What works well in Monsoon Wedding are the exuberant group numbers. The show kicks off as the members of the Verma family are preparing for the arrival of the more American Rais, whose son Hemant (Deven Kolluri) is set to marry their daughter Aditi (Salena Qureshi), while their wedding planner (Namit Das, delivering his lines archly in the vein of Snagglepuss) takes a loose approach to his assignments. There’s a profusion of marigolds onstage and a band within view as well as some umbrella choreography (via Shampa Gopikrishna) indicating that you’ve arrived right in time for merrymaking. Later on, there’s some hedonistic fun when the various aunties of the extended family joke with Aditi about their sexual histories, preparing her for her future. Nair has said she was inspired by seeing Fiddler on the Roof to think of turning Monsoon into its own distinctively Indian musical about changing cultural traditions, and in scenes like that, you can see that vision most clearly. The characters, mostly all retained from the original film, play off each other well with a range of respectfulness and/or distrust toward this ceremony they’ve traveled so far to participate in. Dhawan and Arpita Mukherjee, who worked on the book for this together, have lightly updated the circumstances to the present (the bride and groom have now Zoomed before meeting in person) and kept the polyphonic dialogue where many bickering relatives talk over one another.
Monsoon Wedding, however, loses its focus when it tries to get deeper into its characters, which is where a musical needs to excel. Vishal Bhardwaj provides some tuneful melodies, but the lyrics by Susan Birkenhead and Masi Asare too often fall back on generic constructions. Hemant — now a banker who lives in Hoboken — expresses his feelings of isolation between continents with the prosaic notion that he’s “neither here nor there. I’m forever in-between.” Aditi establishes herself as a shopping-obsessed “South Delhi Girl” — “I have papa’s AmEx, and I know how to use it” — in a song that locks into one upbeat mode and stays there.

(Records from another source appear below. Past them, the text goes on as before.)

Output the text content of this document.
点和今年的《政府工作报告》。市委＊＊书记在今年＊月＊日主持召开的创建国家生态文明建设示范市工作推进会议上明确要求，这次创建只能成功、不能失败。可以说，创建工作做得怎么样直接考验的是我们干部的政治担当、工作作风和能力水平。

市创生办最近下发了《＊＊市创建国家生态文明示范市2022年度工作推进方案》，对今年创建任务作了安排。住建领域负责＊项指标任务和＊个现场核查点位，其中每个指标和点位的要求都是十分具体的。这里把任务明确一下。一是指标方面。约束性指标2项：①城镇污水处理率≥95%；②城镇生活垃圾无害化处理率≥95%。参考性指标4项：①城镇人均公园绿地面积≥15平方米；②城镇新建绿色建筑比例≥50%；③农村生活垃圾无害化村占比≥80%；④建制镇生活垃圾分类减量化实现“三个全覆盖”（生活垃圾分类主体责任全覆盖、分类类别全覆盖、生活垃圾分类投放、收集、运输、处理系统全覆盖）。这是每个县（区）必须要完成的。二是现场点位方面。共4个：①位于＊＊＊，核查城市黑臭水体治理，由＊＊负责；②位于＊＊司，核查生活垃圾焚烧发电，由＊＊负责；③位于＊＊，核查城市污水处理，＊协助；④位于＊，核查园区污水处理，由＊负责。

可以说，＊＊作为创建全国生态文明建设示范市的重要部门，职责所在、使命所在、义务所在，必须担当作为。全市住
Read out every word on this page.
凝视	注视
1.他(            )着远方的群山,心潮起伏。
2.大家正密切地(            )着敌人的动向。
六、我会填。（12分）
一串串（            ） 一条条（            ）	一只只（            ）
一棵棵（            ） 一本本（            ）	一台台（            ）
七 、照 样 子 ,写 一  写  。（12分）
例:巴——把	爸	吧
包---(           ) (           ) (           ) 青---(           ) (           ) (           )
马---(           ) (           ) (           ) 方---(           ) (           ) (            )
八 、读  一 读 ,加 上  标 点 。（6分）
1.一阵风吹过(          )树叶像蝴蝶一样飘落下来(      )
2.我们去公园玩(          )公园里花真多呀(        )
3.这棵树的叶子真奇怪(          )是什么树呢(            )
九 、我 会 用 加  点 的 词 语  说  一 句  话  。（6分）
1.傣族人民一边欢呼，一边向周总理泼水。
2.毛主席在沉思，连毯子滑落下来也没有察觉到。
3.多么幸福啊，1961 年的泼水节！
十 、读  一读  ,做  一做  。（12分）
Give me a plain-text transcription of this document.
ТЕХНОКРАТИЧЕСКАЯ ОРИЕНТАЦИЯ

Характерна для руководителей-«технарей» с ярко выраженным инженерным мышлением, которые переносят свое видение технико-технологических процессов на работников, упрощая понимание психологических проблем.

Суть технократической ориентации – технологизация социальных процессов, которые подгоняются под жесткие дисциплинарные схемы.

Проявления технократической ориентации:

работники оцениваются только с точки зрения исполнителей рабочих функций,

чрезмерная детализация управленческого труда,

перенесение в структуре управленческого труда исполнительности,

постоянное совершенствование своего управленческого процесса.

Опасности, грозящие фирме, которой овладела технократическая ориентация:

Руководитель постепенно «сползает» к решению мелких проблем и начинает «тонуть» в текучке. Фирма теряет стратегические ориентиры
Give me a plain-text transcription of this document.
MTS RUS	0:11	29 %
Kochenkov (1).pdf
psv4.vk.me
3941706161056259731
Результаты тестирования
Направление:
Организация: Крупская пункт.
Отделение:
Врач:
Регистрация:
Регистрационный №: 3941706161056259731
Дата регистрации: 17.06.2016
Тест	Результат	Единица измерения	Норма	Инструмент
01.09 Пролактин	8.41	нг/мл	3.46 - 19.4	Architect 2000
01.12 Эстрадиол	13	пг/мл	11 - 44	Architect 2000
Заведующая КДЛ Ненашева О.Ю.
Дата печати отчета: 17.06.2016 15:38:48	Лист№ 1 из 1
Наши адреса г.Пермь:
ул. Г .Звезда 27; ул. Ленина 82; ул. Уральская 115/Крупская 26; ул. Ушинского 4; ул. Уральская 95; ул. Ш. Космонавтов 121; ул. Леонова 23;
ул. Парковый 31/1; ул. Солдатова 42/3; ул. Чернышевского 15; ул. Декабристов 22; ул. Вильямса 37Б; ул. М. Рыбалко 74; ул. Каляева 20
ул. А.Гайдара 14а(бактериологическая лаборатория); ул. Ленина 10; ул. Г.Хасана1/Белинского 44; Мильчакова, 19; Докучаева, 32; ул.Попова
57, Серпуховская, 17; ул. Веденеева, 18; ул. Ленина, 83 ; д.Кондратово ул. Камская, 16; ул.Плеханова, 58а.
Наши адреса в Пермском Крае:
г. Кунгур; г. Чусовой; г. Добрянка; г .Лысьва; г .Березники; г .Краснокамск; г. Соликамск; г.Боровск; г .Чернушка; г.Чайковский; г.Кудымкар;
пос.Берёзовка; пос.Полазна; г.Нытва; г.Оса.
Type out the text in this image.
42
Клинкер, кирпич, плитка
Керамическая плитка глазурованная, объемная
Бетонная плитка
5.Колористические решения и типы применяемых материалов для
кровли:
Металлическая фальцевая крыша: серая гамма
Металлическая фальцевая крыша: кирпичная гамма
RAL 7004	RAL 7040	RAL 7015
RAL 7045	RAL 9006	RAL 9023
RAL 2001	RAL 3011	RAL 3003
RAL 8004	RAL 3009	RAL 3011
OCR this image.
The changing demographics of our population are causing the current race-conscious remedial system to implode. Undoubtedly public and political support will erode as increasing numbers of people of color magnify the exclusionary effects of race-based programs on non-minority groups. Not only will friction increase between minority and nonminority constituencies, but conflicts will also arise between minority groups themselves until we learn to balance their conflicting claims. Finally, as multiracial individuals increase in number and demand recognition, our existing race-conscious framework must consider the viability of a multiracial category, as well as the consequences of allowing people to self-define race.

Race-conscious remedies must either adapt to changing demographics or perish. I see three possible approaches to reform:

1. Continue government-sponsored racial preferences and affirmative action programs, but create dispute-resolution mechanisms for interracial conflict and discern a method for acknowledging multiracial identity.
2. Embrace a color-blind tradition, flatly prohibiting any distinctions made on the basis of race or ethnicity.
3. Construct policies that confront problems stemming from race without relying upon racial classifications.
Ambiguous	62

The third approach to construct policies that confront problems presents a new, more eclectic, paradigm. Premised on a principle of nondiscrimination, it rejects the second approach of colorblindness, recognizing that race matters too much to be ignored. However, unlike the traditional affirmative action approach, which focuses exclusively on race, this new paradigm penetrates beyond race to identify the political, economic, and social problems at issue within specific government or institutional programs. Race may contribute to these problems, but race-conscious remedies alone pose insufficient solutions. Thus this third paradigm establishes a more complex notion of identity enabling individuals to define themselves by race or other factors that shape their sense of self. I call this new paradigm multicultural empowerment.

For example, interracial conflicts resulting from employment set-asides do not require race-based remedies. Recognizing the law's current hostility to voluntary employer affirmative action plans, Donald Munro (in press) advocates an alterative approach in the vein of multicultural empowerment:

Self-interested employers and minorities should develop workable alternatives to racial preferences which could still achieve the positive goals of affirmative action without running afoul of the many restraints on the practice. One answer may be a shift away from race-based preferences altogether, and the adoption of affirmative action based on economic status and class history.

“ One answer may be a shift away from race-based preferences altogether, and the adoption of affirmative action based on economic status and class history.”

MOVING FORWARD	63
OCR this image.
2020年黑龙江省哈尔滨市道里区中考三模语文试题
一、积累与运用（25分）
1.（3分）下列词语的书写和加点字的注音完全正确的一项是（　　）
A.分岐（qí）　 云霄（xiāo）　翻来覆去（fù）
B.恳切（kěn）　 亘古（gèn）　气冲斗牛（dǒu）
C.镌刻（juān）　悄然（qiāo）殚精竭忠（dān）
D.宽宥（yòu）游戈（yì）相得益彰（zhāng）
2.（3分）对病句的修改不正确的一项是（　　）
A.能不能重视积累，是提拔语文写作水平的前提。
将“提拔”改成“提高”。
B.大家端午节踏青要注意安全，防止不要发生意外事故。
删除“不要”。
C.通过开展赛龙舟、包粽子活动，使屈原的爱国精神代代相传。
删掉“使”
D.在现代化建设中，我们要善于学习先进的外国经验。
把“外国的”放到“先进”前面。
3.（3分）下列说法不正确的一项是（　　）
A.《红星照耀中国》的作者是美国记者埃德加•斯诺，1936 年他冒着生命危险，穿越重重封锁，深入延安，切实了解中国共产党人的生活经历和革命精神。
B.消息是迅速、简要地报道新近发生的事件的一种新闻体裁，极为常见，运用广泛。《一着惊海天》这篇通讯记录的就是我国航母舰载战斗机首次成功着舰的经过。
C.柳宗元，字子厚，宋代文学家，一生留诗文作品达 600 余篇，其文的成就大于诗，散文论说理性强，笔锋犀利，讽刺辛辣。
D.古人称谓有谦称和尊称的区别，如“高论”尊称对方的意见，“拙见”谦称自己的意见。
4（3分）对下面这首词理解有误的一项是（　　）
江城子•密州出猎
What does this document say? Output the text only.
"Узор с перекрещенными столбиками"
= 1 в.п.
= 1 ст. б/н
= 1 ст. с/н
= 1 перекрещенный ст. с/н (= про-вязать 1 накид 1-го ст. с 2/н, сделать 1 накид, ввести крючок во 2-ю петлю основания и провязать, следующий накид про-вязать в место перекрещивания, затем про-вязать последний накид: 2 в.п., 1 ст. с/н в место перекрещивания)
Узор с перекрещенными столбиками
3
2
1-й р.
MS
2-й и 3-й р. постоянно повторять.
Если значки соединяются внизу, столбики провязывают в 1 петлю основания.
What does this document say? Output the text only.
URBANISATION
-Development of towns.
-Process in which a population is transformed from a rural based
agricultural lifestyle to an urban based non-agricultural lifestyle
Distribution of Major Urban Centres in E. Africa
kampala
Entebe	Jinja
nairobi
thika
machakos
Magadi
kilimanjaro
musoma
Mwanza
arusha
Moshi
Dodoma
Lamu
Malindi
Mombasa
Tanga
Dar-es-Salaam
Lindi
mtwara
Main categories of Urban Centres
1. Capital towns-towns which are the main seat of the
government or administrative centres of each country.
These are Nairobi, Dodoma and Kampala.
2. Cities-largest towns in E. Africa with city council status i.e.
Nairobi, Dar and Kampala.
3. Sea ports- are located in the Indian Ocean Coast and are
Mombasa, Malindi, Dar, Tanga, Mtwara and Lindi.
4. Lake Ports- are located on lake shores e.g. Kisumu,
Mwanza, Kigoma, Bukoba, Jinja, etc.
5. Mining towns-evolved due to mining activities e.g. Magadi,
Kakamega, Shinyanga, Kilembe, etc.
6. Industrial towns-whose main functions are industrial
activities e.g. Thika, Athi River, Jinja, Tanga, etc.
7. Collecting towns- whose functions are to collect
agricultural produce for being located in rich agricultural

But this is a problem of structure, not just songwriting. The songs tend to idle in neutral, repeating ideas already established in dialogue, never opening up into something more. You can see this happen in many movie-to-musical adaptations where, in retaining too much fidelity toward the original, the music is treated more as an ornament than an engine of the storytelling. Compare the “play the hits” approach of something like Almost Famous to the broadening effect achieved by slowing down and expanding the perspective of the story in The Band’s Visit (where it perhaps helped that the film was unfamiliar to some audiences). The buildup to Monsoon Wedding’s intermission forces a quartet (Hemant and Aditi and the wedding planner and his love interest played by Anisha Nagarajan) that fails to bring out much underlying emotional similarity between the two couples’ predicaments. Later on, once much of the musical’s drama has been resolved, it shifts focus to a story line about an abusive uncle. On film, Nair could establish the character Ria’s discomfort in a series of close-ups during other scenes. Onstage, her solo (though well performed by Sharvari Deshpande) comes after bits of dialogue in other scenes have telegraphed her past but without grounding in the score, where it might well have developed out of a reprise of some other idea. It’s the result of starting in one genre and not considering the entirely different possibilities of the grammar of another.
It’s a frustratingly missed opportunity. I was on Monsoon Wedding’s side but was worn out by its cautiousness. It re-creates much of what’s appealing about the film and is satisfied to do so. It made me think about the plot of Monsoon Wedding itself, which is that a union that may be appealing on paper will soon come with unexpected complications — like, in this case, that the bride is still hung up on her ex. Those complications aren’t reason alone for calling off the wedding, but you have to confront them and change your expectations for it all to work.
Monsoon Wedding is at St. Ann’s Warehouse through June 25.